ニューノーマル世代が共感するアパレルショップエバーレーンはコロナでどうなったか?
創業者Michael Pressman氏は、自身の服の生産工程を知ることができないという、素朴な疑問を解決しようとアパレル企業を創業したのがエバーレーン誕生のきっかけでした。
同社のビジネスモデルは100%の透明性を売りに、少量生産で在庫を抱えることなく売り切れば、アパレルは値入率を低くしても、利益を生み出せる。
彼は毎週新作をマイナーチェンジで発表することで、ファッション=流行を感じさせながらも、トレンドに左右されないラグジュアリーベーシックという領域を事業ドメインにしたビジネスモデルを構築します。
SNSで販促、ミレニアル顧客を獲得!!
エバーレーンのマーケティングツールはずばり、SNSです。
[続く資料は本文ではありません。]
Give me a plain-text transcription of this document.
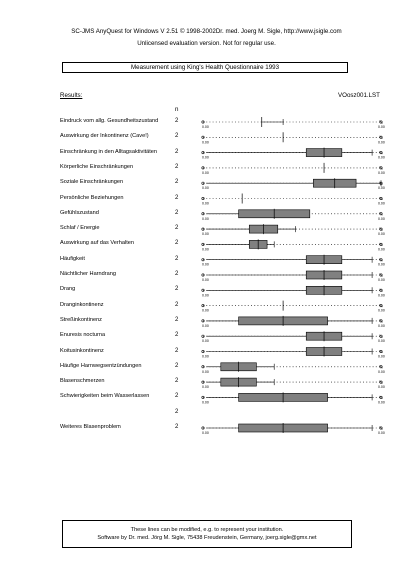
SC-JMS AnyQuest for Windows V 2.51 © 1998-2002Dr. med. Joerg M. Sigle, http://www.jsigle.com
Unlicensed evaluation version. Not for regular use.
Measurement using King's Health Questionnaire 1993
Results:	VOosz001.LST
n
Eindruck vom allg. Gesundheitszustand	2
Auswirkung der Inkontinenz (Cave!)	2
Einschränkung in den Alltagsaktivitäten	2
Körperliche Einschränkungen	2
Soziale Einschränkungen	2
Persönliche Beziehungen	2
Gefühlszustand	2
Schlaf / Energie	2
Auswirkung auf das Verhalten	2
Häufigkeit	2
Nächtlicher Harndrang	2
Drang	2
Dranginkontinenz	2
Streßinkontinenz	2
Enuresis nocturna	2
Koitusinkontinenz	2
Häufige Harnwegsentzündungen	2
Blasenschmerzen	2
Schwierigkeiten beim Wasserlassen	2
2
Weiteres Blasenproblem	2
0.00	0.00
0.00	0.00
0.00	0.00
0.00	0.00
0.00	0.00
0.00	0.00
0.00	0.00
0.00	0.00
0.00	0.00
0.00	0.00
0.00	0.00
0.00	0.00
0.00	0.00
0.00	0.00
0.00	0.00
0.00	0.00
0.00	0.00
0.00	0.00
0.00	0.00
0.00	0.00
These lines can be modified, e.g. to represent your institution.
Software by Dr. med. Jörg M. Sigle, 75438 Freudenstein, Germany, joerg.sigle@gmx.net
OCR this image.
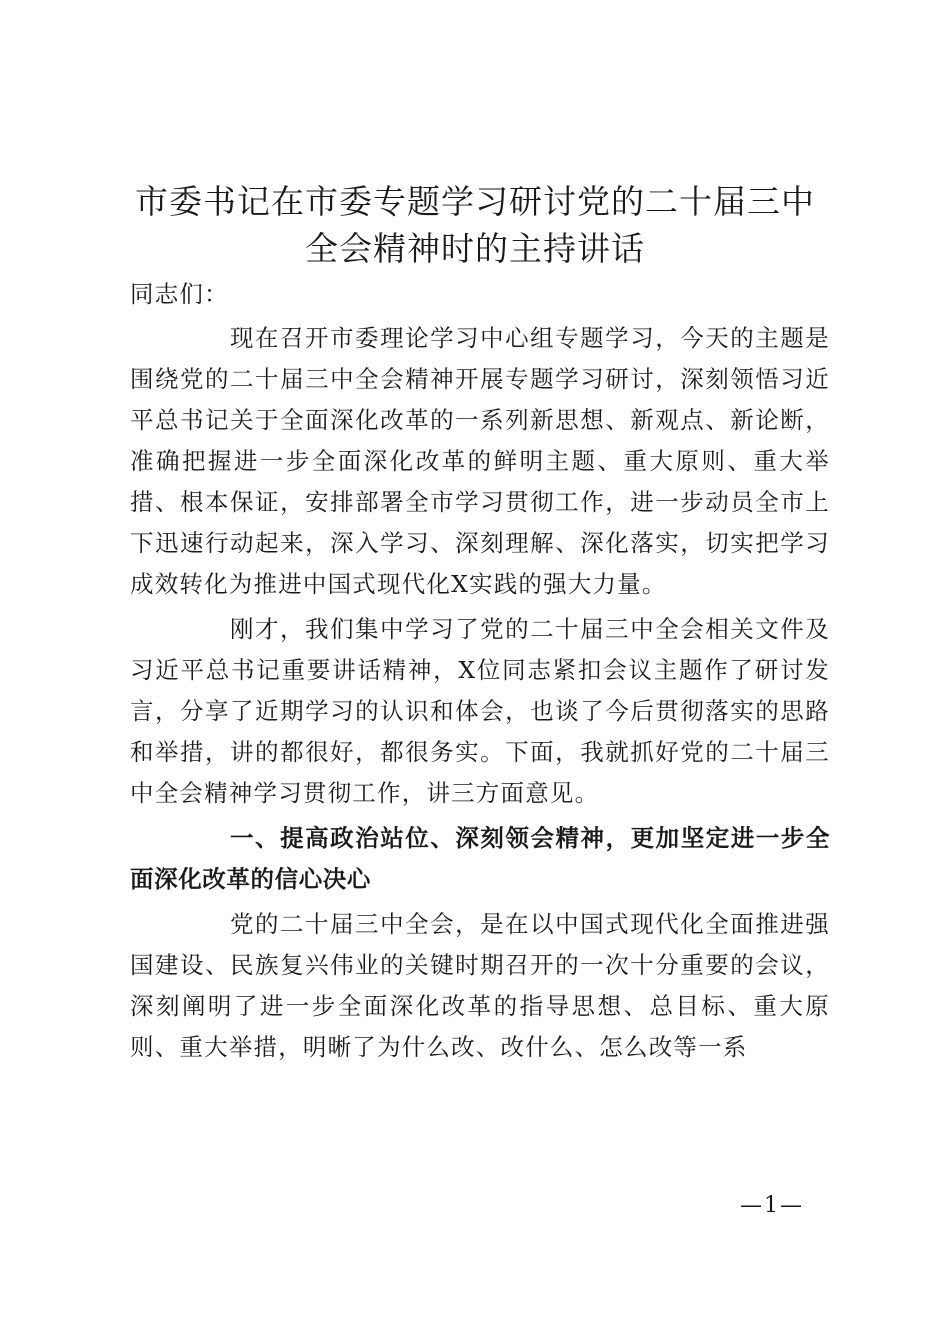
市委书记在市委专题学习研讨党的二十届三中
全会精神时的主持讲话

同志们：

现在召开市委理论学习中心组专题学习，今天的主题是围绕党的二十届三中全会精神开展专题学习研讨，深刻领悟习近平总书记关于全面深化改革的一系列新思想、新观点、新论断，准确把握进一步全面深化改革的鲜明主题、重大原则、重大举措、根本保证，安排部署全市学习贯彻工作，进一步动员全市上下迅速行动起来，深入学习、深刻理解、深化落实，切实把学习成效转化为推进中国式现代化X实践的强大力量。

刚才，我们集中学习了党的二十届三中全会相关文件及习近平总书记重要讲话精神，X位同志紧扣会议主题作了研讨发言，分享了近期学习的认识和体会，也谈了今后贯彻落实的思路和举措，讲的都很好，都很务实。下面，我就抓好党的二十届三中全会精神学习贯彻工作，讲三方面意见。

一、提高政治站位、深刻领会精神，更加坚定进一步全面深化改革的信心决心

党的二十届三中全会，是在以中国式现代化全面推进强国建设、民族复兴伟业的关键时期召开的一次十分重要的会议，深刻阐明了进一步全面深化改革的指导思想、总目标、重大原则、重大举措，明晰了为什么改、改什么、怎么改等一系

—1—
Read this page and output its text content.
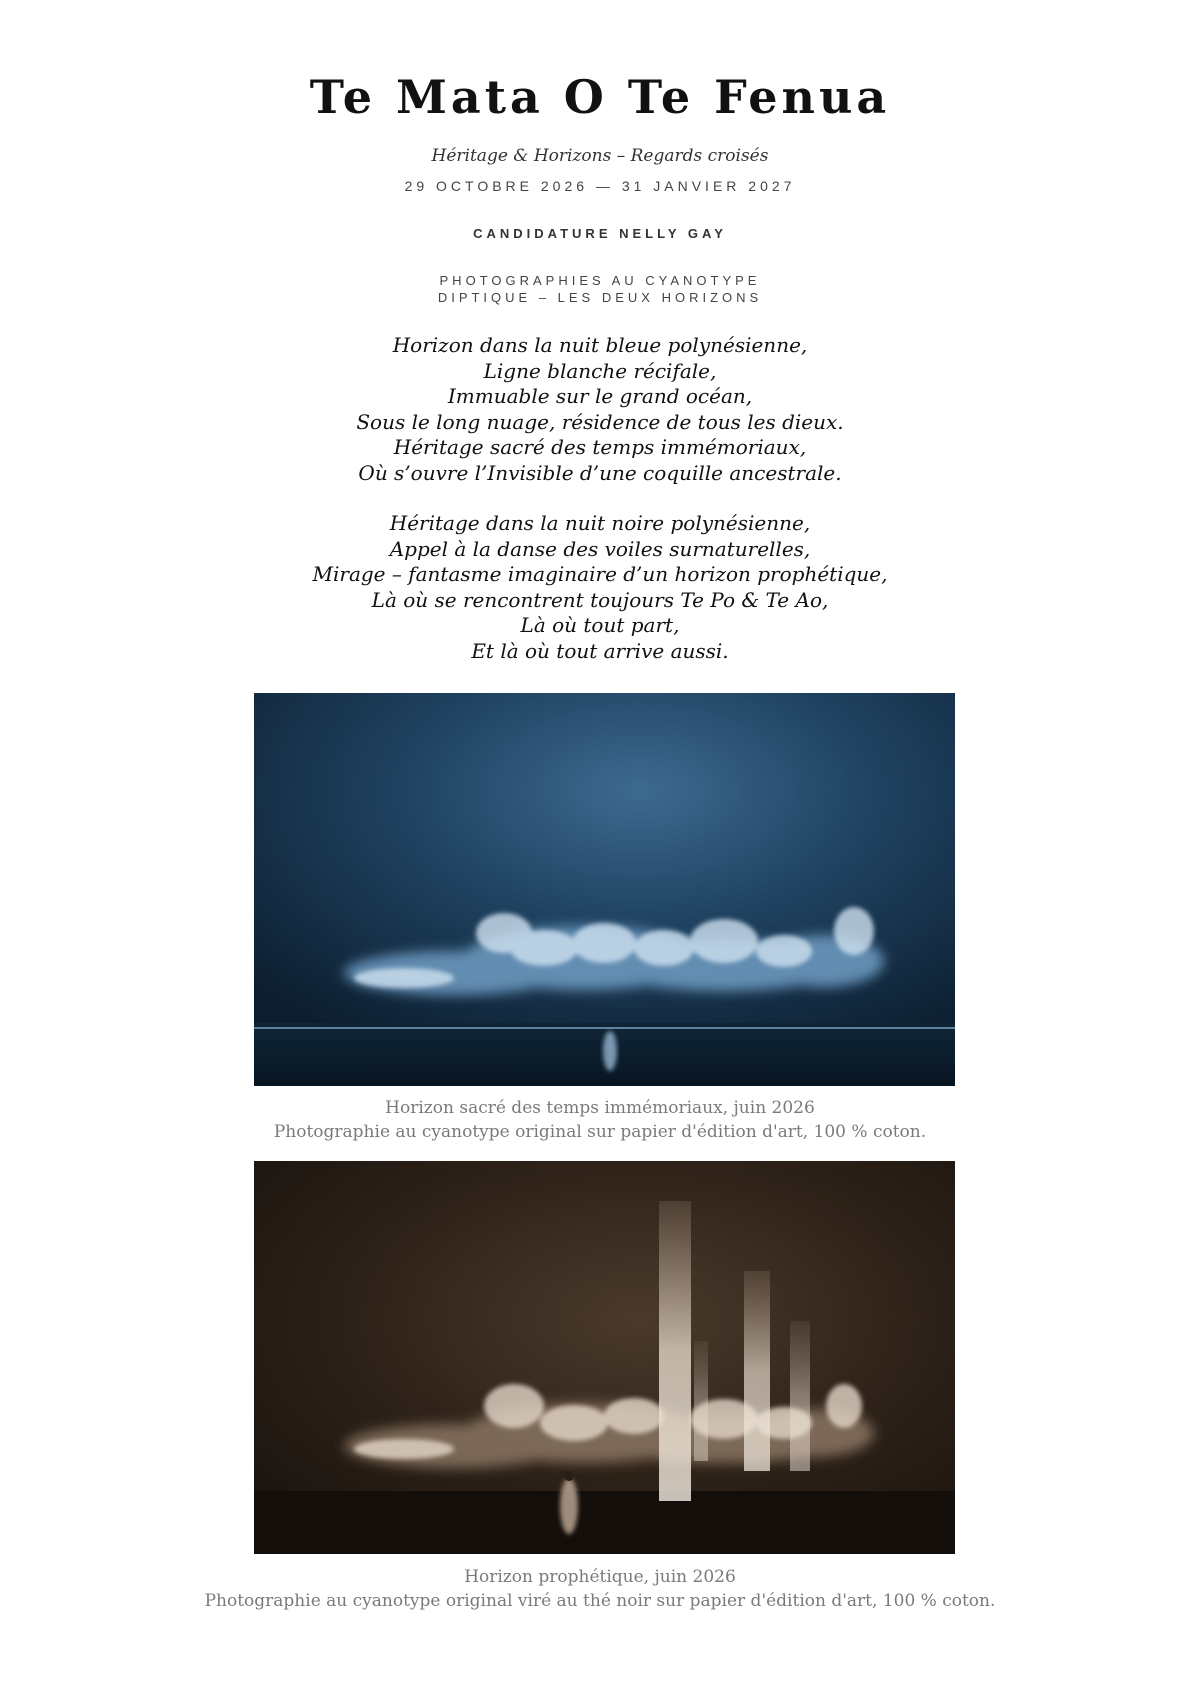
Te Mata O Te Fenua
Héritage & Horizons – Regards croisés
29 OCTOBRE 2026 — 31 JANVIER 2027
CANDIDATURE NELLY GAY
PHOTOGRAPHIES AU CYANOTYPE
DIPTIQUE – LES DEUX HORIZONS
Horizon dans la nuit bleue polynésienne,
Ligne blanche récifale,
Immuable sur le grand océan,
Sous le long nuage, résidence de tous les dieux.
Héritage sacré des temps immémoriaux,
Où s’ouvre l’Invisible d’une coquille ancestrale.
Héritage dans la nuit noire polynésienne,
Appel à la danse des voiles surnaturelles,
Mirage – fantasme imaginaire d’un horizon prophétique,
Là où se rencontrent toujours Te Po & Te Ao,
Là où tout part,
Et là où tout arrive aussi.
Horizon sacré des temps immémoriaux, juin 2026
Photographie au cyanotype original sur papier d'édition d'art, 100 % coton.
Horizon prophétique, juin 2026
Photographie au cyanotype original viré au thé noir sur papier d'édition d'art, 100 % coton.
顧客とインスタ、タンブラー、スナップチャットでリンクし、フェイスブックメッセンジャーボットで顧客の質問に対応することで顧客満足を獲得していきました。
同社のビジネス軸は他のブランドとは違いキャンペーンやファッションショーの写真は使用せず、顧客とブロガーやカスタマー商品レビューページを用意することでコミュニティーを醸成し、顧客リピートを生み出すことです。
同時にエバーレーンは同社のオフィスに顧客をインビテーションし、オープンスタジオという名で商品の試着と共に食事やお酒を飲んで楽しむパーティのようなイベントを開催し、顧客とより深いつながりをリアルな出会いで醸成していきました。
エバーレーンのターゲットは、ずばり9,000万人にも上るミレニアル層(26歳から40歳)が含まれ、この層の半数以上はラグジュアリーブランドよりも社会的に考慮された製品を好むソーシャルコンシャスです。
そのため同社は、徹底された透明性でミレニアル層にソーシャルグッドを訴え、エバーレーンの世界観に共感してもらい、品質よりその販売価格にバリューを感じ、そのブランド価値に納得してもらう仕組みを構築しました。
しかしコロナが勃発し、ソーシャルコンシャスのミレニアル層に支持されたエバーレーンは、自社のブランド価値を発信する透明性告知ツールとして多用したSNSの一つツイッターで、従業員解雇のメールを送ったことで、これまで築いたブランド価値を下げてしまいます。